If you’ve spent any time on the internet, you have most surely seen a video, story, blog, or photo of a tiny house. I still remember the first time I saw a tiny house online (and then later a real one off I-10, near Seguin, Texas). I was enthralled with the dollhouse like details and how much one could fit into a tiny house that was well-designed. I could definitely see a tiny house parked out back of our place to be used as a guest house, writing and/or craft studio.

A Texas Tiny House near Seguin, Texas – one of the company’s prototypes, this little house is made with all recycled materials.
Another tiny house — what you see is the entire living room. The ladder leads to the sleeping loft above the kitchen.
The sleeping loft. I took this photo standing on the ladder a few inches from the foot of the bed. Not sure where one keeps his or her clothing.

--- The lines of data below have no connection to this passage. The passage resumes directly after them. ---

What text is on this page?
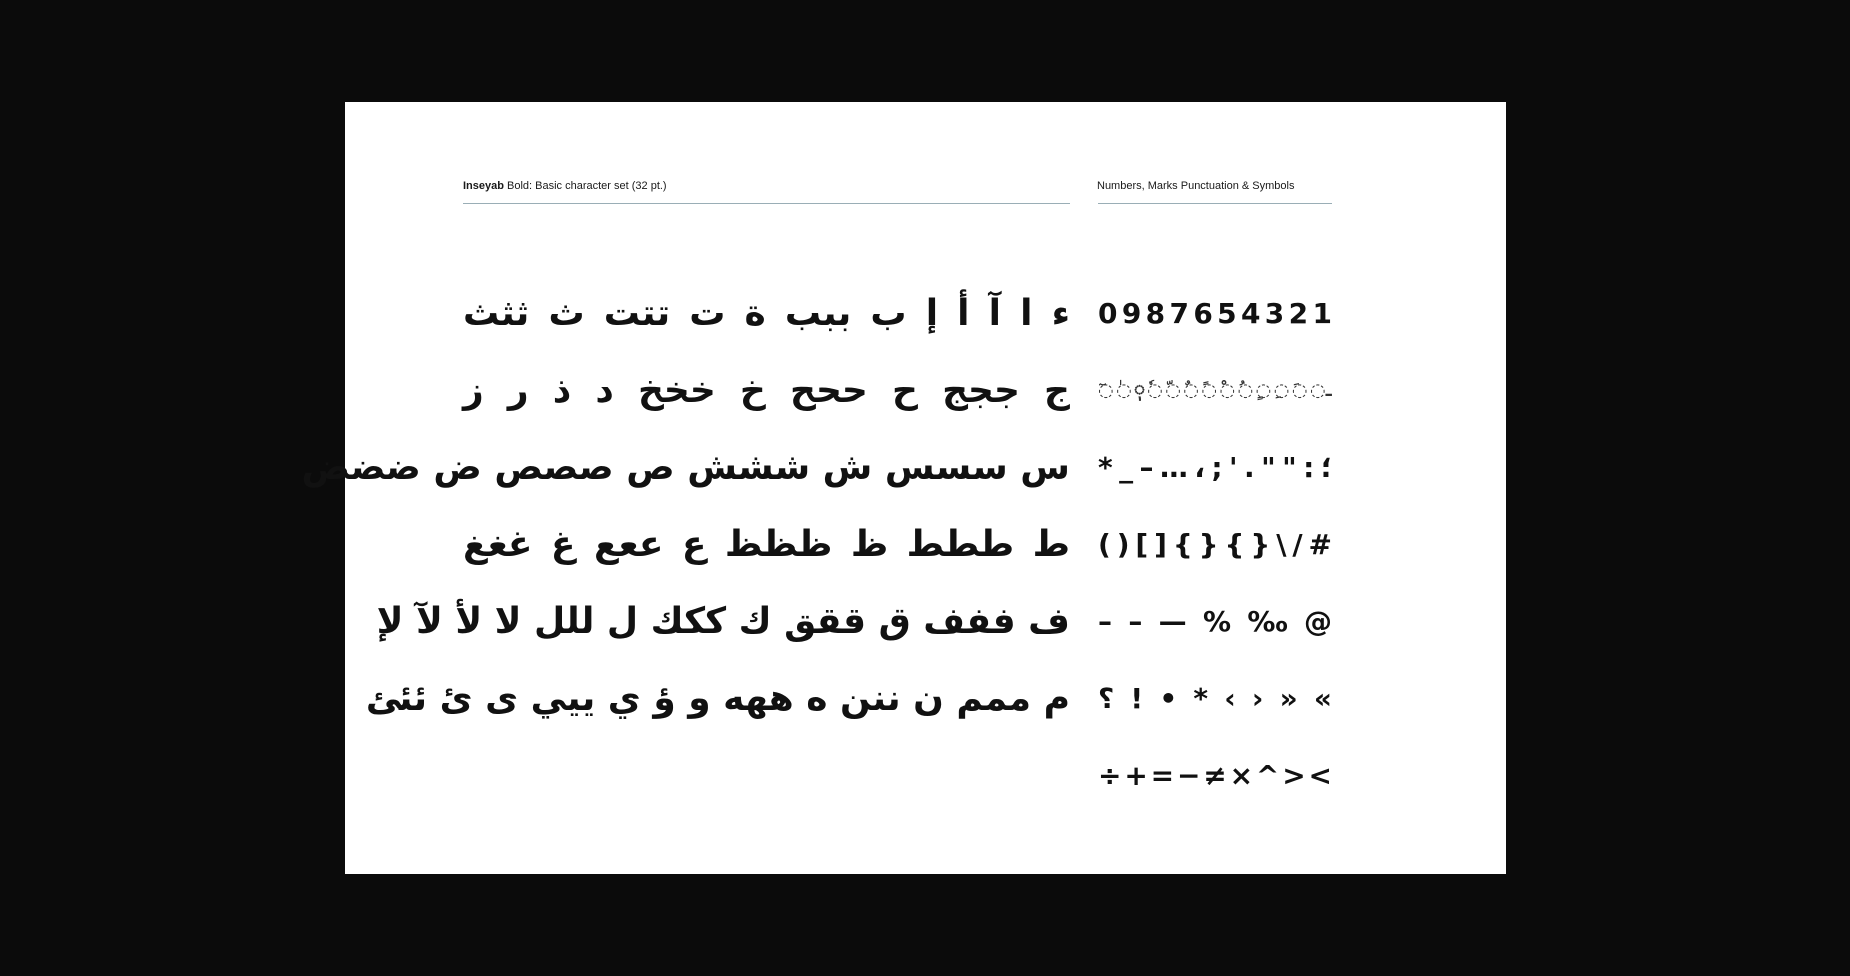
Inseyab Bold: Basic character set (32 pt.)	Numbers, Marks Punctuation & Symbols
ء ا آ أ إ ب ببب ة ت تتت ث ثثث
ج ججج ح ححح خ خخخ د ذ ر ز
س سسس ش ششش ص صصص ض ضضض
ط ططط ظ ظظظ ع ععع غ غغغ
ف ففف ق ققق ك ككك ل للل لا لأ لآ لإ
م ممم ن ننن ه ههه و ؤ ي ييي ى ئ ئئئ
0 9 8 7 6 5 4 3 2 1
◌ٓ ◌ٰ ◌ٖ ◌ٗ ◌ّ ◌ٌ ◌ً ◌ْ ◌ُ ◌ٍ ◌ِ ◌َ ◌ـ
* _ – … ، ; ' . " " : ؛
( ) [ ] { } { } \ / #
– – — % ‰ @
؟ ! • * ‹ › » «
÷ + = − ≠ × ^ > <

I cannot, however, see living in one full time. While I do not deny I have plenty of stuff to get rid of, the things that I use, that my guy uses — it just wouldn’t fit in one of those houses.

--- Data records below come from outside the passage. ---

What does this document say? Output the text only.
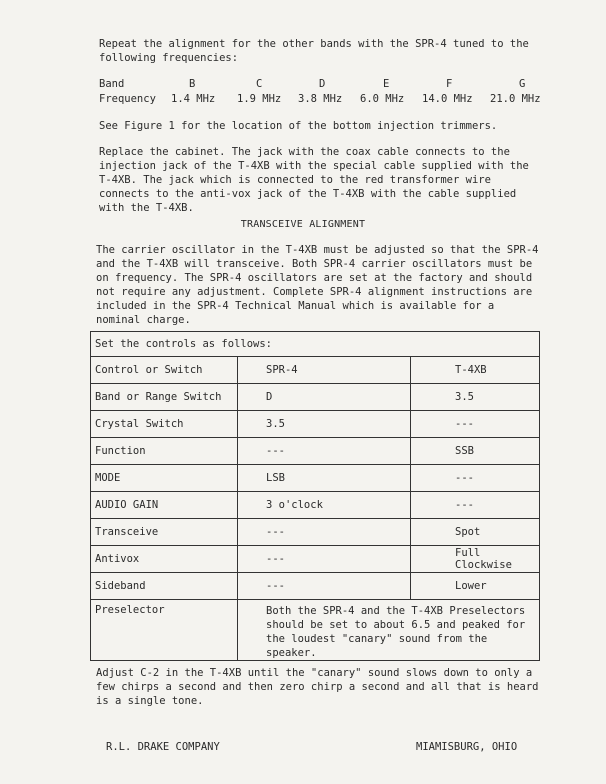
Repeat the alignment for the other bands with the SPR-4 tuned to the following frequencies:

Band	B	C	D	E	F	G
Frequency 1.4 MHz 1.9 MHz 3.8 MHz 6.0 MHz 14.0 MHz 21.0 MHz

See Figure 1 for the location of the bottom injection trimmers.

Replace the cabinet. The jack with the coax cable connects to the injection jack of the T-4XB with the special cable supplied with the T-4XB. The jack which is connected to the red transformer wire connects to the anti-vox jack of the T-4XB with the cable supplied with the T-4XB.

TRANSCEIVE ALIGNMENT

The carrier oscillator in the T-4XB must be adjusted so that the SPR-4 and the T-4XB will transceive. Both SPR-4 carrier oscillators must be on frequency. The SPR-4 oscillators are set at the factory and should not require any adjustment. Complete SPR-4 alignment instructions are included in the SPR-4 Technical Manual which is available for a nominal charge.

Set the controls as follows:		
Control or Switch	SPR-4	T-4XB
Band or Range Switch	D	3.5
Crystal Switch	3.5	---
Function	---	SSB
MODE	LSB	---
AUDIO GAIN	3 o'clock	---
Transceive	---	Spot
Antivox	---	Full Clockwise
Sideband	---	Lower
Preselector	Both the SPR-4 and the T-4XB Preselectors should be set to about 6.5 and peaked for the loudest "canary" sound from the speaker.	

Adjust C-2 in the T-4XB until the "canary" sound slows down to only a few chirps a second and then zero chirp a second and all that is heard is a single tone.

R.L. DRAKE COMPANY	MIAMISBURG, OHIO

Earlier today Jami and I managed to throw out a healthy stack of papers, though. We managed to throw out enough stuff that we were able to consolidate what had once taken up two filing cabinet drawers and three plastic file boxes into just one file cabinet drawer, and it’s not nearly full. Mostly we threw out school papers from her brief three year stint in public school. We pulled a few “samples” of her work for posterity’s sake, and in the trash the rest went. It was really satisfying to take the few items we decided to keep and put them back in the formerly crammed full filing cabinet drawer, with plenty of room to spare. Soon I will begin scrapbooking again, and those items will make their way into a book where they can be viewed and enjoyed on a regular basis.

I guess I’m just too sentimental to be a complete minimalist, although I am working on only keeping the things that give me joy, or that mean something to my family. I realized that much of what I was keeping was out of guilt: “I can’t get rid of that, my mother gave it to me.” Or, “My girl may want that someday. I need to keep it safe for her just in case she does.” After realizing this, I’m being more selective about what I keep for myself, and I’m asking my girl to make the decisions that relate to her memories. I just know that it is hell going through your family home after a parent dies, having to make those decisions when you are already overwhelmed by emotions. Hopefully I can get my own “warehouse of memories” under control so my girl doesn’t have to deal with that when we are gone. I’m learning there’s a great deal of peace to be found when you let go of the things you thought were important, but you’ve discovered really aren’t. And it makes room for the things that bring you joy.